In the microscope software, turn on the IR laser shutter and perform auto alignment prior to patterning. Switch to the image optical configuration. Scan the field of view while slowly moving the objective closer to the coverslip.

At first, the image will appear extremely dim. Move the objective closer to the coverslip until the image brightness increases slightly. This is the coverslip surface that is facing the objective.

Continue to move the objective until the brightness decreases and increases again. This is the PVA surface that we will pattern. Focus on any small feature, such as coverslip imperfections or dust, and set zero on the Z drive.

Switch to the label surface optical configuration. Click on Capture. Return to imaging and scan.

Glass damage shows that the label has been successfully printed. Move the stage by one to two fields of view to avoid glass particles. Scan to confirm.

In the devices menu, open the stage movement macro. Set the variables M and N to the desired number of field of views that will be patterned. Save and run the macro.

After patterning is complete, switch to the image optical configuration and scan through the patterns. Pattern islands in each field of view should have clear borders and reflect light evenly. Patterns that appear darker and uneven suggest incomplete PVA removal.

This is usually due to insufficient laser power or incorrect focal plane. If laser power is set too high, it can also cause the PVA to bubble. After plating cells on coverslips, cells should spread and take on the shape of the pattern.

This is an immunofluorescence image of a human fibroblast plated on a crossbow pattern. The cell displays an actin-rich rim of lamellipodia. Thick, ventral stress fibers along the two sides and dorsal stress fibers connected by transverse arcs.

Myosin light chain sat behind the dense lamellipodia rim and displayed a striated pattern along actin bundles. Using our custom image processing tool, we generated an averaged image of our proteins of interest. This image shows that the actin structures described above are consistent across a large number of patterns.
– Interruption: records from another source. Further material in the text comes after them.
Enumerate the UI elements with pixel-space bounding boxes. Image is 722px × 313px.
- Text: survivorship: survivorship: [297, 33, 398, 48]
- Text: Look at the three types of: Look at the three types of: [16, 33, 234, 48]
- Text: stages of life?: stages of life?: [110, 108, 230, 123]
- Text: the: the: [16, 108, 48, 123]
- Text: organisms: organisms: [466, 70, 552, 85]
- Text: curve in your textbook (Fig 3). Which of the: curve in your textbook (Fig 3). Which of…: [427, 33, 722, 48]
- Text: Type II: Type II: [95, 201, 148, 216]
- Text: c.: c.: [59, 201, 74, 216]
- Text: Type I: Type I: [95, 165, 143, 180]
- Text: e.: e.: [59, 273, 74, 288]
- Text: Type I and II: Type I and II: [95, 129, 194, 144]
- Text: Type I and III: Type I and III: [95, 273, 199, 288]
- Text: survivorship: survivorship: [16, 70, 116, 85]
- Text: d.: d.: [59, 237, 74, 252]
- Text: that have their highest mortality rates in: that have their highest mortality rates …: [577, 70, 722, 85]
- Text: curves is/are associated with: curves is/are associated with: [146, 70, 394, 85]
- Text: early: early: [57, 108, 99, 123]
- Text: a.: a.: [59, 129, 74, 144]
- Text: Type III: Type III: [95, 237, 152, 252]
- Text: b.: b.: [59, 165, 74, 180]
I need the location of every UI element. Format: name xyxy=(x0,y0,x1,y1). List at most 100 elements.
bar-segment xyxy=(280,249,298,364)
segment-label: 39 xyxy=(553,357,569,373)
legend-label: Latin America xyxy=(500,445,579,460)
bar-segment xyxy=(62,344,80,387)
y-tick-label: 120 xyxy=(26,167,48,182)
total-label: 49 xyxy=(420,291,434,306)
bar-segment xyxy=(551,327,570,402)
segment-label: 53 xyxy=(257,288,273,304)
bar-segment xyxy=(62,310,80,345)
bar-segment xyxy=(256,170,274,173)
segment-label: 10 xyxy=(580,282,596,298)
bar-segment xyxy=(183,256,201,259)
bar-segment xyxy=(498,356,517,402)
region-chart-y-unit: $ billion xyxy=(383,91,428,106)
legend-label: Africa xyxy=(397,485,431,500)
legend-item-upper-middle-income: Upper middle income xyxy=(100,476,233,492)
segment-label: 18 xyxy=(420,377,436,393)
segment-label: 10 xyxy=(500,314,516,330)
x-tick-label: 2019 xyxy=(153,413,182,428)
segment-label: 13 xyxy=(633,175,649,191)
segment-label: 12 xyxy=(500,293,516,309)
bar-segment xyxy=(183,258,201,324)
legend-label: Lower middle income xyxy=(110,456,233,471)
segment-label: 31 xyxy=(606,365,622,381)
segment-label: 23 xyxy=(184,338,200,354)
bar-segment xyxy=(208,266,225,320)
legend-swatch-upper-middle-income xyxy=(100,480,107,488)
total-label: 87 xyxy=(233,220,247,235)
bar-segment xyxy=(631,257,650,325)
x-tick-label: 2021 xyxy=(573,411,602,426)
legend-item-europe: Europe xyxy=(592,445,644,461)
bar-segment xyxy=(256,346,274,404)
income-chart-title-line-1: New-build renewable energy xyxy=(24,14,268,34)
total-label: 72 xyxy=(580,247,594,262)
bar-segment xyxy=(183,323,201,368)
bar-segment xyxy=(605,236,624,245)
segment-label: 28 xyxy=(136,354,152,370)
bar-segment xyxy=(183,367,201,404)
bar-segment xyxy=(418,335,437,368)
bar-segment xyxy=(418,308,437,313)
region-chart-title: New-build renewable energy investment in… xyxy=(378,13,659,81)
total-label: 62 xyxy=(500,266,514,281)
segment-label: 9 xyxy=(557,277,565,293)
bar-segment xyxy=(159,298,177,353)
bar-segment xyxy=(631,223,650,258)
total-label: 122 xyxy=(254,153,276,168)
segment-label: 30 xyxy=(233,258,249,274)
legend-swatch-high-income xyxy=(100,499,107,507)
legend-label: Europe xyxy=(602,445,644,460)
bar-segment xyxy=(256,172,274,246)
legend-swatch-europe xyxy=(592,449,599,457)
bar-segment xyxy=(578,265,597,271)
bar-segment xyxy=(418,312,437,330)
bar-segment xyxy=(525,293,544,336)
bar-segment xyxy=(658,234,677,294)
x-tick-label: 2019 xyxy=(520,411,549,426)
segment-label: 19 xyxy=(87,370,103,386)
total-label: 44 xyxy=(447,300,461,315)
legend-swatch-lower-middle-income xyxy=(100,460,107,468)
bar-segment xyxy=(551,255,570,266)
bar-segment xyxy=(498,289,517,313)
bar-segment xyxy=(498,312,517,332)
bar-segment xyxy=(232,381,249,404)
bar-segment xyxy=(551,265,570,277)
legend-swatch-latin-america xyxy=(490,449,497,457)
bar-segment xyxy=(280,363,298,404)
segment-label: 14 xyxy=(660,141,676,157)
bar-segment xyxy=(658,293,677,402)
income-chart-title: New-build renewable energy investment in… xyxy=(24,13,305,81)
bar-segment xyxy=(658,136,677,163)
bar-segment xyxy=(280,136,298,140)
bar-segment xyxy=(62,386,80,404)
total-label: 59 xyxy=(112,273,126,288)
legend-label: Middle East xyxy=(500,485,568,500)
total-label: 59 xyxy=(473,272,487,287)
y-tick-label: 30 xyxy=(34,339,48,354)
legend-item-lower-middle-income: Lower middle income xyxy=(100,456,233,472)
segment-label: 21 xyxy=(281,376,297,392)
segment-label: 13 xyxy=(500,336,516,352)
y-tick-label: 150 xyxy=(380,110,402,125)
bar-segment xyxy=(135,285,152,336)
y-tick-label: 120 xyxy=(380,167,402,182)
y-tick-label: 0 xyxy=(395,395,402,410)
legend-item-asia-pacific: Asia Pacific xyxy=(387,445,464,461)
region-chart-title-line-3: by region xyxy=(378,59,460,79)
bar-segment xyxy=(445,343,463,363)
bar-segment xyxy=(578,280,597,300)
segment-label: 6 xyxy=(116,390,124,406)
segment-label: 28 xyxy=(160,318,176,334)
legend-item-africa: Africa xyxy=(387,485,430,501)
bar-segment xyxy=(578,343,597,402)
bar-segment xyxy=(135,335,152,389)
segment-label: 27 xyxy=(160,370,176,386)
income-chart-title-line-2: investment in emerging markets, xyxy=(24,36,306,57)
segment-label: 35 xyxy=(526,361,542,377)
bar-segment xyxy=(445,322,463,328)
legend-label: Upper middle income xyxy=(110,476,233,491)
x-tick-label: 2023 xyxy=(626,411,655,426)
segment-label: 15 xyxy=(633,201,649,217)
Although we lose individual structures of myosin after averaging, it's localization along actin bundles is conserved. After watching this video, you should be able to set up a micro patterning workflow using a commercially available multiphoton system with minimal manual work. It's important to optimize laser power for your own system to avoid generating incomplete patterns or PVA Maximum efficiency can be achieved by adjusting the parameters in autofocusing and micropatterning steps.

In addition to investigating cellular pathways involving cell morphology, this technique can also be applied to drug screening and other applications that are sensitive to variations in cell shape.